Configuration Methods¶
Ragatanga can be configured in several ways:
- Environment Variables: Set configuration through environment variables
- Configuration Files: Use
.envfiles for persistent configuration - Programmatic Configuration: Configure components directly in code
- Configuration Objects: Use configuration classes for fine-grained control
Environment Variables¶
Core Configuration¶
| Variable | Description | Default | Example |
|---|---|---|---|
RAGATANGA_LOG_LEVEL | Logging level | INFO | DEBUG |
RAGATANGA_CACHE_DIR | Directory for caching | ~/.ragatanga/cache | /tmp/ragatanga_cache |
RAGATANGA_MAX_RESULTS | Maximum results to return | 5 | 10 |
RAGATANGA_CONFIDENCE_THRESHOLD | Minimum confidence score | 0.6 | 0.8 |
Embedding Configuration¶
| Variable | Description | Default | Example |
|---|---|---|---|
RAGATANGA_EMBEDDING_PROVIDER | Embedding provider | openai | sentence_transformers |
RAGATANGA_EMBEDDING_MODEL | Embedding model name | text-embedding-ada-002 | all-MiniLM-L6-v2 |
RAGATANGA_EMBEDDING_BATCH_SIZE | Batch size for embeddings | 32 | 64 |
RAGATANGA_EMBEDDING_CACHE | Enable embedding cache | true | false |
LLM Configuration¶
| Variable | Description | Default | Example |
|---|---|---|---|
RAGATANGA_LLM_PROVIDER | LLM provider | openai | anthropic |
RAGATANGA_LLM_MODEL | LLM model name | gpt-3.5-turbo | claude-2 |
RAGATANGA_LLM_TEMPERATURE | LLM temperature | 0.0 | 0.7 |
RAGATANGA_LLM_MAX_TOKENS | Maximum tokens for LLM | 1024 | 2048 |
API Keys¶
| Variable | Description | Example |
|---|---|---|
OPENAI_API_KEY | OpenAI API key | sk-... |
ANTHROPIC_API_KEY | Anthropic API key | sk-ant-... |
HUGGINGFACE_API_KEY | HuggingFace API key | hf_... |
Configuration File¶
You can create a .env file in your project root with the following format:
# Core Configuration
RAGATANGA_LOG_LEVEL=INFO
RAGATANGA_CACHE_DIR=~/.ragatanga/cache
RAGATANGA_MAX_RESULTS=5
RAGATANGA_CONFIDENCE_THRESHOLD=0.6
# Embedding Configuration
RAGATANGA_EMBEDDING_PROVIDER=openai
RAGATANGA_EMBEDDING_MODEL=text-embedding-ada-002
RAGATANGA_EMBEDDING_BATCH_SIZE=32
RAGATANGA_EMBEDDING_CACHE=true
# LLM Configuration
RAGATANGA_LLM_PROVIDER=openai
RAGATANGA_LLM_MODEL=gpt-3.5-turbo
RAGATANGA_LLM_TEMPERATURE=0.0
RAGATANGA_LLM_MAX_TOKENS=1024
# API Keys
OPENAI_API_KEY=your-openai-api-key
Programmatic Configuration¶
Configuring the Ontology Manager¶
from ragatanga.core.ontology import OntologyManager
from ragatanga.core.config import OntologyConfig
# Create configuration
ontology_config = OntologyConfig(
reasoning_level="RDFS",
cache_materialized=True,
prefixes={
"ex": "http://example.org/",
"schema": "http://schema.org/"
}
)
# Initialize with configuration
ontology_manager = OntologyManager(
"path/to/ontology.ttl",
config=ontology_config
)
Configuring the Embedding Manager¶
from ragatanga.core.embeddings import EmbeddingManager
from ragatanga.core.config import EmbeddingConfig
# Create configuration
embedding_config = EmbeddingConfig(
provider="sentence_transformers",
model_name="all-MiniLM-L6-v2",
batch_size=64,
cache_embeddings=True
)
# Initialize with configuration
embedding_manager = EmbeddingManager(config=embedding_config)

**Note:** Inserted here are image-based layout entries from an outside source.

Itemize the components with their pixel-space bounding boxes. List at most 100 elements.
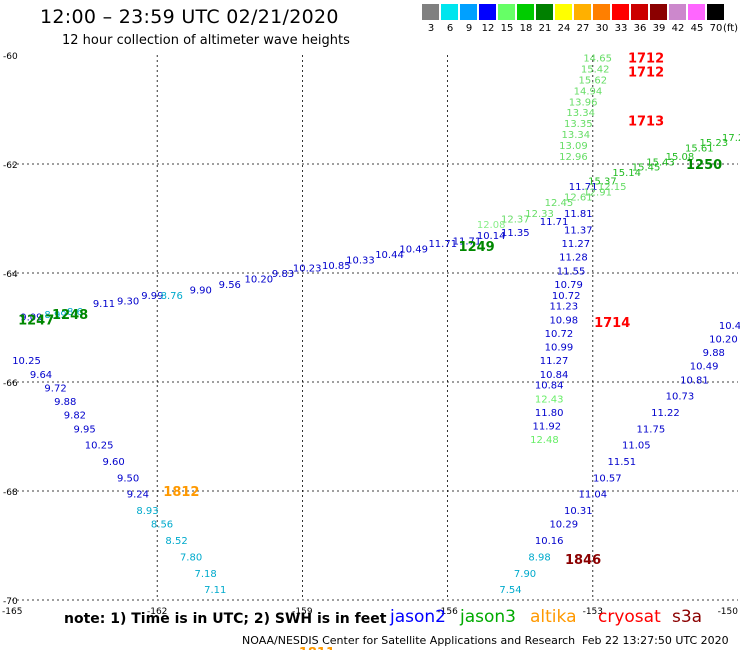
- legend-swatch: [688, 4, 705, 20]
- legend-swatch: [631, 4, 648, 20]
- legend-label: 42: [671, 23, 685, 34]
- legend-swatch: [669, 4, 686, 20]
- lat-label: -62: [3, 161, 18, 171]
- wave-height-value: 10.33: [346, 255, 375, 266]
- wave-height-value: 17.2: [722, 133, 740, 144]
- wave-height-value: 10.84: [535, 381, 564, 392]
- legend-label: 27: [576, 23, 590, 34]
- wave-height-value: 9.82: [64, 411, 86, 422]
- pass-label: 1248: [52, 308, 88, 323]
- wave-height-value: 11.51: [608, 457, 637, 468]
- wave-height-value: 10.29: [549, 520, 578, 531]
- wave-height-value: 14.65: [583, 54, 612, 65]
- wave-height-value: 9.09: [20, 313, 42, 324]
- wave-height-value: 9.56: [219, 280, 241, 291]
- wave-height-value: 9.83: [272, 269, 294, 280]
- pass-label: 1712: [628, 52, 664, 67]
- wave-height-value: 13.35: [564, 119, 593, 130]
- wave-height-value: 9.60: [103, 457, 125, 468]
- wave-height-value: 11.04: [578, 490, 607, 501]
- wave-height-value: 12.08: [477, 220, 506, 231]
- wave-height-value: 12.61: [564, 193, 593, 204]
- pass-label: 1713: [628, 114, 664, 129]
- satellite-name-s3a: s3a: [672, 607, 703, 627]
- wave-height-value: 8.99: [44, 310, 66, 321]
- wave-height-value: 7.18: [194, 569, 216, 580]
- legend-label: 6: [446, 23, 454, 34]
- map-title: 12:00 – 23:59 UTC 02/21/2020: [40, 6, 339, 28]
- wave-height-value: 11.55: [557, 266, 586, 277]
- axis-labels: -60 -62 -64 -66 -68 -70-165 -162 -159 -156 -153 -1…: [2, 52, 738, 617]
- pass-label: 1247: [18, 313, 54, 328]
- wave-height-value: 10.23: [293, 264, 322, 275]
- legend-unit: (ft): [723, 23, 739, 34]
- wave-height-value: 10.72: [552, 291, 581, 302]
- lon-label: -150: [718, 607, 739, 617]
- wave-height-value: 11.92: [532, 422, 561, 433]
- wave-height-value: 9.95: [73, 424, 95, 435]
- legend-label: 39: [652, 23, 666, 34]
- lat-label: -60: [3, 52, 18, 62]
- wave-height-value: 15.08: [666, 152, 695, 163]
- wave-height-value: 10.57: [593, 473, 622, 484]
- wave-height-value: 11.23: [549, 302, 578, 313]
- wave-height-value: 11.27: [540, 356, 569, 367]
- timestamp: Feb 22 13:27:50 UTC 2020: [582, 634, 729, 647]
- wave-height-value: 15.62: [578, 76, 607, 87]
- wave-height-value: 12.37: [501, 215, 530, 226]
- wave-height-value: 10.49: [719, 321, 740, 332]
- wave-height-value: 12.15: [598, 182, 627, 193]
- wave-height-value: 10.81: [680, 375, 709, 386]
- legend-label: 3: [427, 23, 435, 34]
- wave-height-value: 15.42: [581, 65, 610, 76]
- wave-height-value: 15.43: [646, 157, 675, 168]
- wave-height-value: 10.44: [375, 250, 404, 261]
- legend-label: 12: [481, 23, 495, 34]
- wave-height-value: 8.6: [67, 307, 83, 318]
- wave-height-value: 11.71: [569, 182, 598, 193]
- wave-height-value: 8.93: [136, 506, 158, 517]
- wave-height-value: 11.71: [428, 239, 457, 250]
- legend-label: 33: [614, 23, 628, 34]
- legend-label: 36: [633, 23, 647, 34]
- wave-height-value: 15.37: [588, 176, 617, 187]
- wave-height-value: 11.80: [535, 408, 564, 419]
- lat-label: -70: [3, 597, 18, 607]
- wave-height-value: 8.76: [161, 291, 183, 302]
- lat-label: -66: [3, 379, 18, 389]
- wave-height-value: 11.71: [540, 217, 569, 228]
- legend-swatch: [460, 4, 477, 20]
- wave-height-value: 9.24: [127, 490, 149, 501]
- wave-height-value: 15.45: [632, 163, 661, 174]
- wave-height-value: 10.16: [535, 536, 564, 547]
- pass-label: 1811: [299, 646, 335, 650]
- legend-swatch: [536, 4, 553, 20]
- legend-label: 9: [465, 23, 473, 34]
- wave-height-value: 10.20: [709, 334, 738, 345]
- lat-label: -68: [3, 488, 18, 498]
- wave-height-value: 10.84: [540, 370, 569, 381]
- wave-height-value: 7.54: [499, 585, 521, 596]
- pass-label: 1712: [628, 65, 664, 80]
- wave-height-value: 8.56: [151, 520, 173, 531]
- legend-swatch: [650, 4, 667, 20]
- wave-height-value: 9.90: [190, 285, 212, 296]
- wave-height-value: 10.14: [477, 231, 506, 242]
- pass-label: 1249: [459, 240, 495, 255]
- credit-line: NOAA/NESDIS Center for Satellite Applica…: [242, 634, 576, 647]
- wave-height-value: 10.25: [12, 356, 41, 367]
- wave-height-value: 8.98: [528, 552, 550, 563]
- wave-height-value: 9.72: [44, 383, 66, 394]
- wave-height-value: 11.22: [651, 408, 680, 419]
- legend-swatch: [479, 4, 496, 20]
- wave-height-value: 11.75: [637, 424, 666, 435]
- wave-height-value: 11.37: [564, 225, 593, 236]
- legend-swatch: [555, 4, 572, 20]
- legend-swatch: [574, 4, 591, 20]
- wave-height-value: 10.49: [690, 362, 719, 373]
- legend-swatch: [612, 4, 629, 20]
- legend-label: 24: [557, 23, 571, 34]
- legend-label: 30: [595, 23, 609, 34]
- wave-height-value: 9.64: [30, 370, 52, 381]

Configuring the LLM Manager¶
from ragatanga.core.llm import LLMManager
from ragatanga.core.config import LLMConfig
# Create configuration
llm_config = LLMConfig(
provider="openai",
model_name="gpt-4",
temperature=0.2,
max_tokens=2048,
system_prompt="You are a helpful assistant specialized in knowledge retrieval."
)
# Initialize with configuration
llm_manager = LLMManager(config=llm_config)
Configuring the Retriever¶
from ragatanga.core.retrieval import AdaptiveRetriever
from ragatanga.core.config import RetrievalConfig
# Create configuration
retrieval_config = RetrievalConfig(
semantic_search_weight=0.7,
ontology_search_weight=0.3,
max_results=10,
confidence_threshold=0.6,
use_query_enhancement=True,
use_multilingual=True
)
# Initialize with configuration
retriever = AdaptiveRetriever(
ontology_manager,
embedding_manager=embedding_manager,
llm_manager=llm_manager,
config=retrieval_config
)
Configuration Classes¶
Ragatanga provides several configuration classes for fine-grained control:
OntologyConfig: Configuration for the ontology managerEmbeddingConfig: Configuration for embedding generation and storageLLMConfig: Configuration for language model interactionsRetrievalConfig: Configuration for retrieval operationsAPIConfig: Configuration for the API server
See the API Reference for detailed documentation of these classes.